Jan 15, 2004 19:49
Sou dono de uma expressão de sorriso feio, falso. Sou dono de uma cicatriz que me marca o rosto e dramatiza o olhar. Sou dono de um andar viciado, rotineiro, sei de cor todos os caminhos por onde vou. Sou dono da mentira, dos jogos e da arte de bem aldrabar. Sou uma espécie de foguete na vida de quem me rodeia e a minha luz quase nem se vê. No entanto, sou um espasmo no marasmo, ainda que digas o contrário:
- És uma visão patética - dirás.
- Esta é a visão que eu te ofereço - direi.
As frases saem-me fria e cruamente e sou imune a murmúrios doces e lânguidos… causa-me arrepios a languidez.
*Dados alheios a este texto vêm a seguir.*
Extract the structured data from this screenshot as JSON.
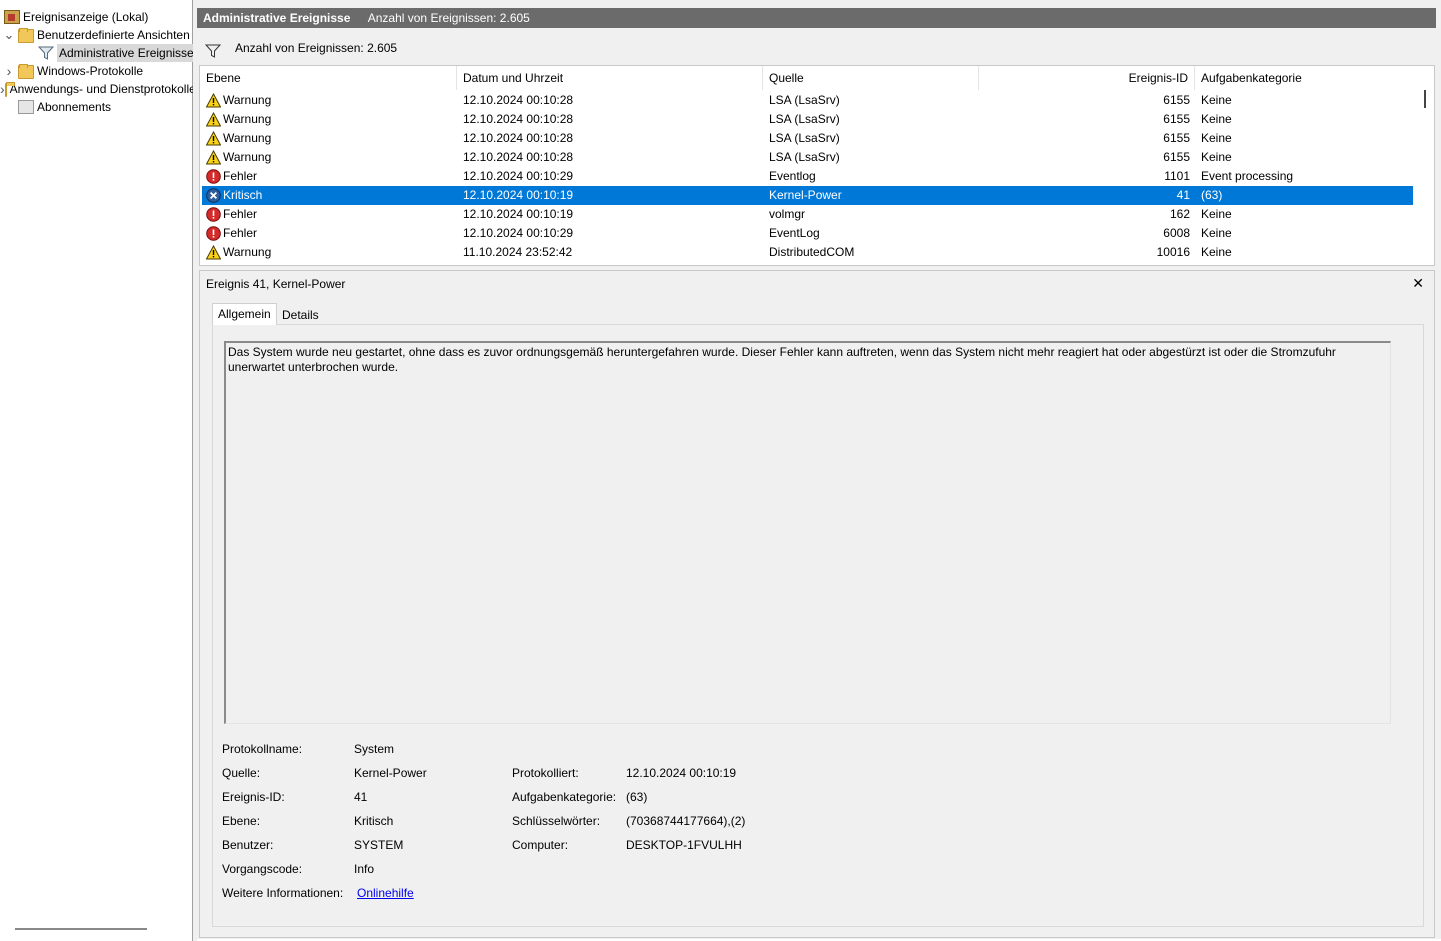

Eu gosto é de porrada. De ver um homem a ser espancado e uma mulher a ser violada. Gosto quando os olhares ficam esbugalhados de espanto à primeira pancada, invadidos de surpresa. Gosto de ouvir uma pessoa a ganir de dor a cada golfada…
Atende o telefone… estou a escrever…
Lembro-me quando era miúdo e a idade ainda me permitia ver pelos olhos dos outros, de passar a vida a correr. Interessante como os miúdos não conhecem o meio-termo, só querem correr, só querem ser os primeiros e chegar primeiro. Têm pressa de viver. Se soubessem a velocidade a que o tempo corre quando fossem mais velhos, não correriam tanto. Desejariam carregar no pause e suspender a juventude para sempre. Eu só desejo, recuar e fazer o mesmo.
A morte deve-se encarar com uma lágrima que cai até ao sorriso.